There’s also organic growth and investment in the business, future dividends [as payments to shareholders are likely to restart now that the finances are stronger] and M&A activity will be on the radar for 2022, but it’s too early to talk about the details of that.
On dilution, you say this is a very significant moment. Earlier this year, M&C Saatchi warned about a heavy risk of dilution—with the share value potentially being diluted by nearly a quarter. Knowing there are quite a lot of agency entrepreneurs who have share options across the M&C Saatchi network, why is this change significant in terms of paying cash to them and how will it benefit existing shareholders?
The existing shareholders won’t get diluted—that’s what critical for them [in future].
In terms of those [agency entrepreneurs who are] option holders and receiving additional shares for their options [as part of earn-outs and long-term incentive schemes], that was diluting. In terms of being a barrier to future investors, as well as problem for existing investors, that will disappear. And for people within the business, there’s no downside, they’re getting cash, rather than shares.
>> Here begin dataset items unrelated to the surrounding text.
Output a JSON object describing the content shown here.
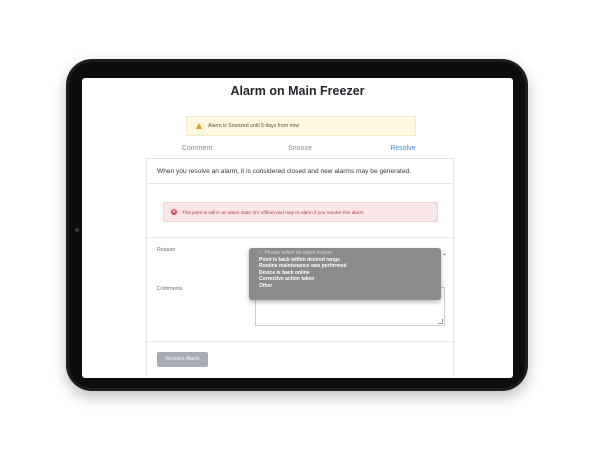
{
  "page": {
    "title": "Alarm on Main Freezer"
  },
  "banner": {
    "text": "Alarm is Snoozed until 5 days from now",
    "icon": "warning-icon"
  },
  "tabs": [
    {
      "label": "Comment",
      "active": false
    },
    {
      "label": "Snooze",
      "active": false
    },
    {
      "label": "Resolve",
      "active": true
    }
  ],
  "resolve": {
    "intro": "When you resolve an alarm, it is considered closed and new alarms may be generated.",
    "error": "This point is still in an alarm state (it's offline) and may re-alarm if you resolve this alarm.",
    "reason_label": "Reason",
    "comments_label": "Comments",
    "reason_options": [
      "Please select an alarm reason",
      "Point is back within desired range",
      "Routine maintenance was performed",
      "Device is back online",
      "Corrective action taken",
      "Other"
    ],
    "selected_check": "✓",
    "button_label": "Resolve Alarm"
  },
  "colors": {
    "accent": "#3d8bd8",
    "warning": "#e6a317",
    "error": "#d9434b",
    "device": "#1e1e20"
  }
}
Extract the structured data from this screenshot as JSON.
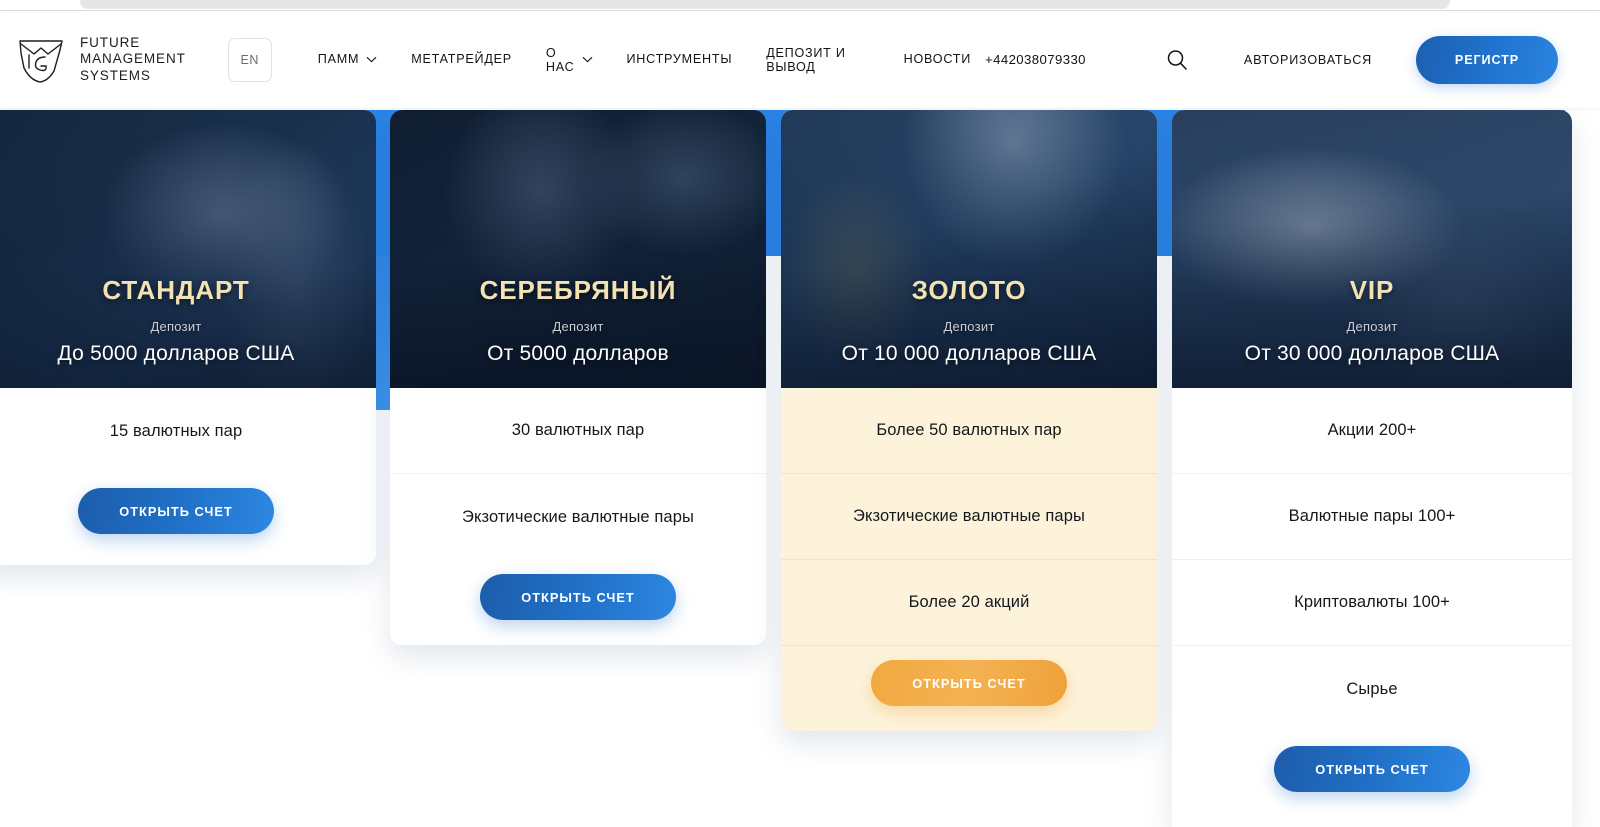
{
  "header": {
    "logo": {
      "icon": "fms-shield-logo",
      "text": "FUTURE\nMANAGEMENT\nSYSTEMS"
    },
    "language_button": {
      "label": "EN"
    },
    "nav": [
      {
        "label": "ПАММ",
        "has_dropdown": true
      },
      {
        "label": "МЕТАТРЕЙДЕР",
        "has_dropdown": false
      },
      {
        "label": "О\nНАС",
        "has_dropdown": true
      },
      {
        "label": "ИНСТРУМЕНТЫ",
        "has_dropdown": false
      },
      {
        "label": "ДЕПОЗИТ И\nВЫВОД",
        "has_dropdown": false
      },
      {
        "label": "НОВОСТИ",
        "has_dropdown": false
      }
    ],
    "phone": "+442038079330",
    "search_icon": "search-icon",
    "auth_link": "АВТОРИЗОВАТЬСЯ",
    "register_button": "РЕГИСТР"
  },
  "colors": {
    "brand_blue": "#2b85e8",
    "button_blue": "#2070c6",
    "gold_accent": "#f1a93f",
    "tier_title_gold": "#f2e2b4",
    "gold_card_bg": "#fdf3db"
  },
  "plans": [
    {
      "name": "СТАНДАРТ",
      "deposit_label": "Депозит",
      "deposit_value": "До 5000 долларов США",
      "photo": "ph-hand",
      "features": [
        "15 валютных пар"
      ],
      "cta": "ОТКРЫТЬ СЧЕТ",
      "highlighted": false
    },
    {
      "name": "СЕРЕБРЯНЫЙ",
      "deposit_label": "Депозит",
      "deposit_value": "От 5000 долларов",
      "photo": "ph-car",
      "features": [
        "30 валютных пар",
        "Экзотические валютные пары"
      ],
      "cta": "ОТКРЫТЬ СЧЕТ",
      "highlighted": false
    },
    {
      "name": "ЗОЛОТО",
      "deposit_label": "Депозит",
      "deposit_value": "От 10 000 долларов США",
      "photo": "ph-suit",
      "features": [
        "Более 50 валютных пар",
        "Экзотические валютные пары",
        "Более 20 акций"
      ],
      "cta": "ОТКРЫТЬ СЧЕТ",
      "highlighted": true
    },
    {
      "name": "VIP",
      "deposit_label": "Депозит",
      "deposit_value": "От 30 000 долларов США",
      "photo": "ph-jet",
      "features": [
        "Акции 200+",
        "Валютные пары 100+",
        "Криптовалюты 100+",
        "Сырье"
      ],
      "cta": "ОТКРЫТЬ СЧЕТ",
      "highlighted": false
    }
  ]
}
It reflects the confidence and strength of the business that we are willing to make this statement.
The last thing I’d say is it is an important moment as it is a return to growth for our business after the hiatus in 2019 [with the accounting problems] and Covid in 2020 and our restructuring [as M&C Saatchi closed and merged around 20 subsidiaries last year].
And with this strategic decision to settle put options in cash, it’s strategically an important moment for the company to allow it to move forward.